The southern Russian region of Dagestan is observing the first of three days of mourning following the bloody attack by Islamic terrorists who killed at least 19 people, most of them law enforcement officers, and attacked places of worship in criminal attacks apparently coordinated in two different locations.
Sunday's violence in the regional capital of Dagestan (a region where the population is overwhelmingly Sunni Muslim), Makhachkala, and in nearby Derbent were the latest that authorities have attributed to Islamic extremists in the North Caucasus region, as well as the bloodiest in Russia since March, when a group of armed terrorists opened fire during a concert in a theater on the outskirts of Moscow, killing 145 people.
A member of the Islamic State terror group in Afghanistan who claimed responsibility for the March raid was quick to praise the attack in Dagestan, saying it was carried out by "brothers from the Caucasus who have shown that they are still strong".
US-based analysts in the area immediately argued that the North Caucasus branch of the Islamic State group was likely behind the attack, describing the attack as "complex and coordinated" in its execution.
Dagestan Governor Sergei Melikov accused the attackers of being members of Islamic "sleeper cells" directed from abroad, but has not yet provided further details. In a video statement he claimed that the attackers aimed to "sow panic and fear" and attempted to link the attack to Moscow's aggression in Ukraine, but he has not yet provided evidence for this.
President Vladimir Putin had attributed responsibility for the March attack to Ukraine, despite Islamic State terrorists claiming responsibility. Kiev had immediately firmly denied any involvement, but the doubt of Ukrainian involvement or Western secret services remained among the Russian population, probably increasing consensus towards the "special operation" (as Russia calls the invasion).

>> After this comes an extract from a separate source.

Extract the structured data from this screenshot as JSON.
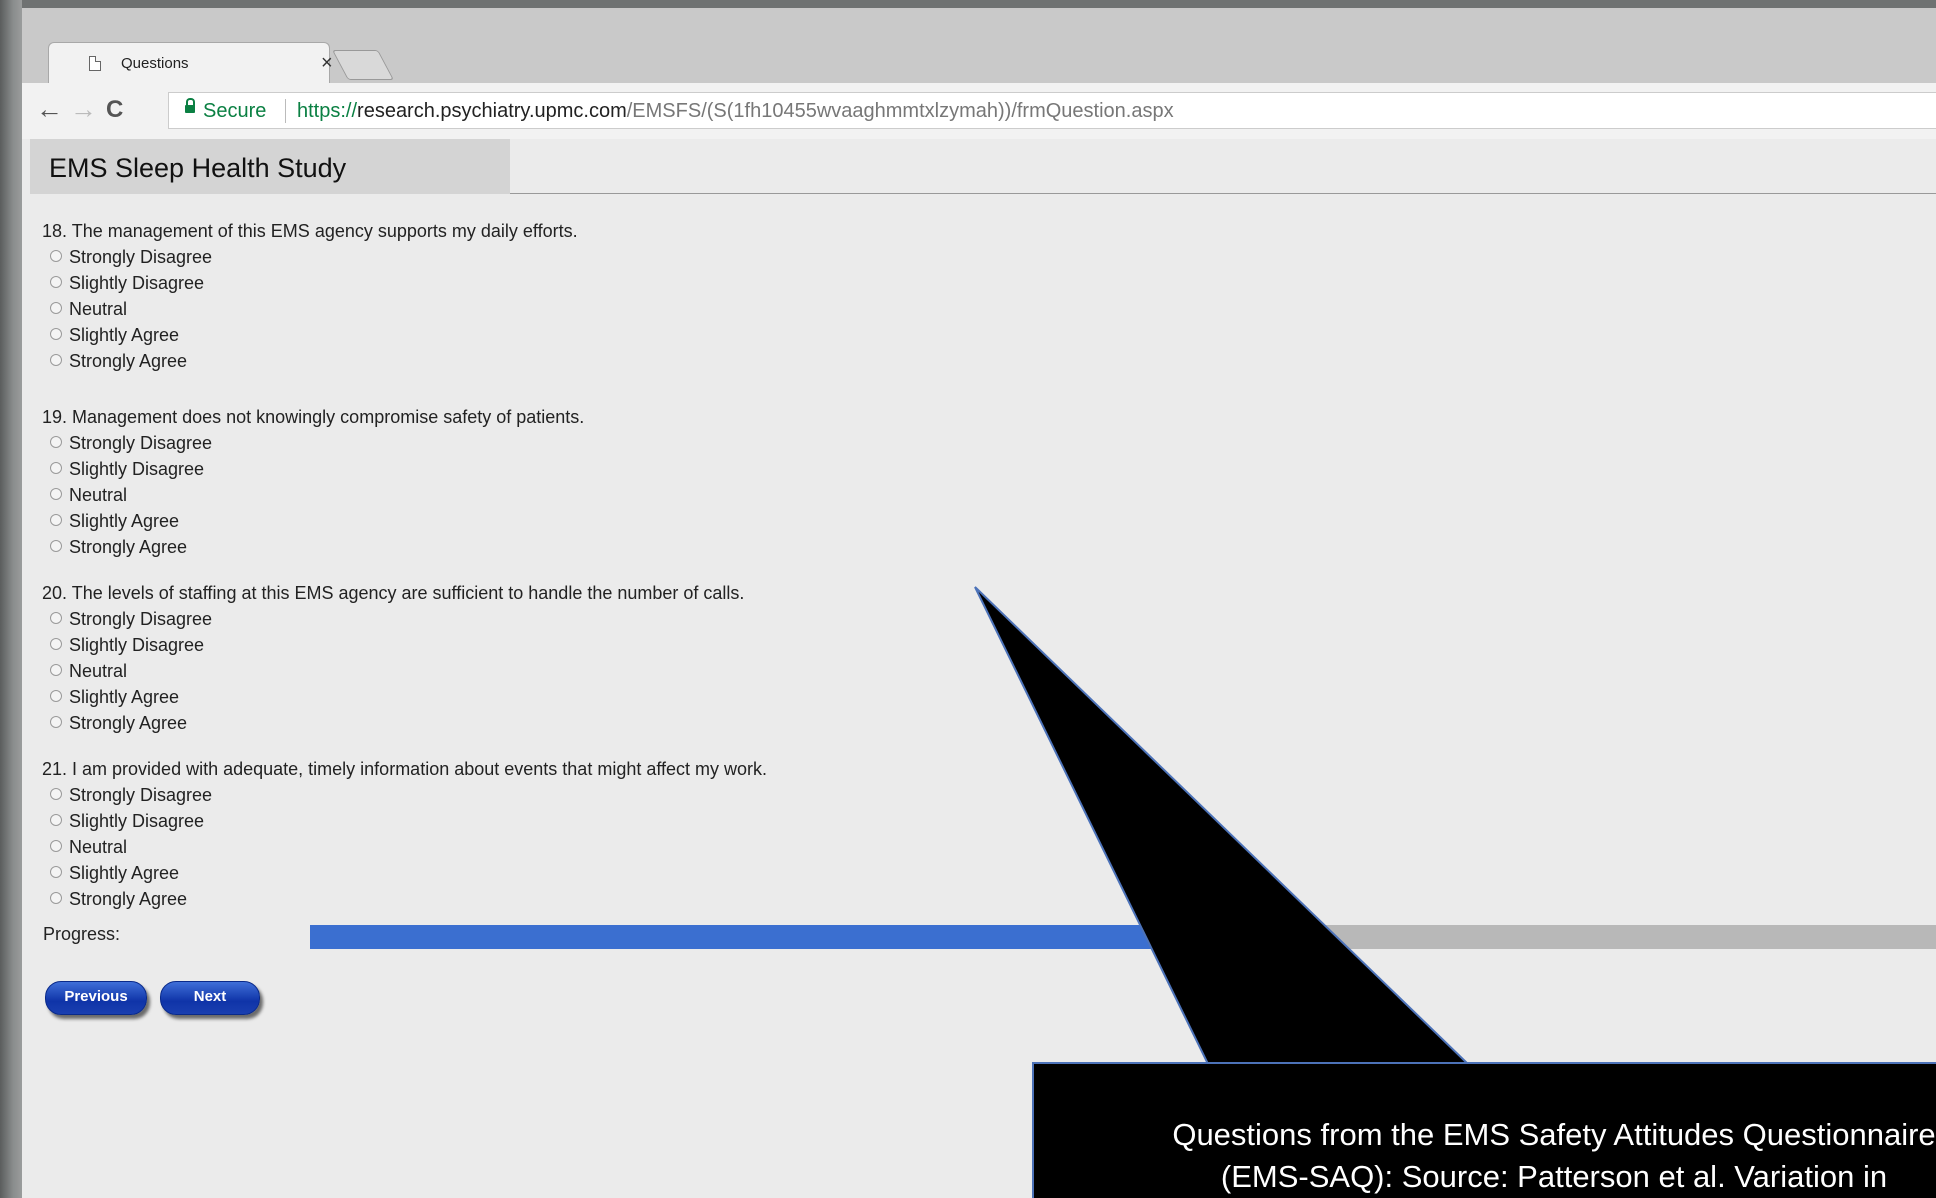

Kremlin spokesman Dmitry Peskov said the Moscow government was doing everything to help the victims after receiving the report on Sunday's attacks while the Investigative Committee, the country's main state criminal investigation agency, said all five the attackers were neutralized. It should be noted that of the 19 people killed, 15 were police officers who intervened on the scene.
Also among the dead is the Reverend Nikolai Kotelnikov, a 66-year-old Russian Orthodox priest, murdered in a church in Derbent. The attackers brutally killed him before setting fire to the church, according to Shamil Khadulayev, deputy head of the local public control body, the attack occurred while Orthodox faithful were celebrating Pentecost,
The Kele-Numaz synagogue in Derbent was also set on fire.
Shortly after the attacks in Derbent, militants fired on a police post in Makhachkala and reportedly attacked a Russian Orthodox church and another synagogue before being caught up and neutralized by special forces. Despite this intervention it appears (source of Dagestan medical authorities) that 16 people, including 13 policemen, have been hospitalized with injuries and four officers are still in serious condition.
According to Russian press sources, the attackers included the two sons and a nephew of Magomed Omarov of the United Russia party in Dagestan. Omarov was immediately detained by the police for questioning and United Russia would immediately expel him.
In the early 2000s, Dagestan was the scene of attacks against the police and other authorities, attributed to Islamic extremists (many residing in the region) who, after the creation of the Islamic State group, joined it in Syria and Iraq. Violence in Dagestan had eased in recent years, but in a sign that extremist sentiments are still strong in the region, a group of people violently protested at an airport in October, targeting a flight from Israel. More than 20 people - none of them Israelis - were injured when anti-Israel protesters, some carrying banners with anti-Semitic slogans, rushed into the airport area, chased passengers, threatened their safety and threw stones at police .
The airport protest had, at that juncture, called into question the Kremlin's narrative that ethnic and religious groups coexist in harmony in Russia or at least, in that region.
After the Moscow concert hall attack in March, Russia's top security agency reported that it had broken up what it called a "terrorist cell" in southern Russia and arrested four of its members who had supplied weapons and money to the suspected attackers in Moscow and it should be noted that the authorities' response to Sunday's attack appears to have been significantly more intense than what has been seen in the past, but still lacking, especially in terms of response times.
Local law enforcement was certainly caught by surprise by this attack and it demonstrating that there is still some disconnect between Russia's counterterrorism capability and its Islamic terrorist capability within Russia.
Today some analysts are arguing that Islamic terrorism entirely within Russia and Ukrainian attacks on Russian territory have the common objective of crumbling the apparent and, for now, granitic consensus for Putin on the part of the Russian people.
The hope of many in the West is that the Russians themselves will act for "Putin away - end of the war". terrorist massacres in places of worship could have the opposite effect and increase internal consensus for the Russian president.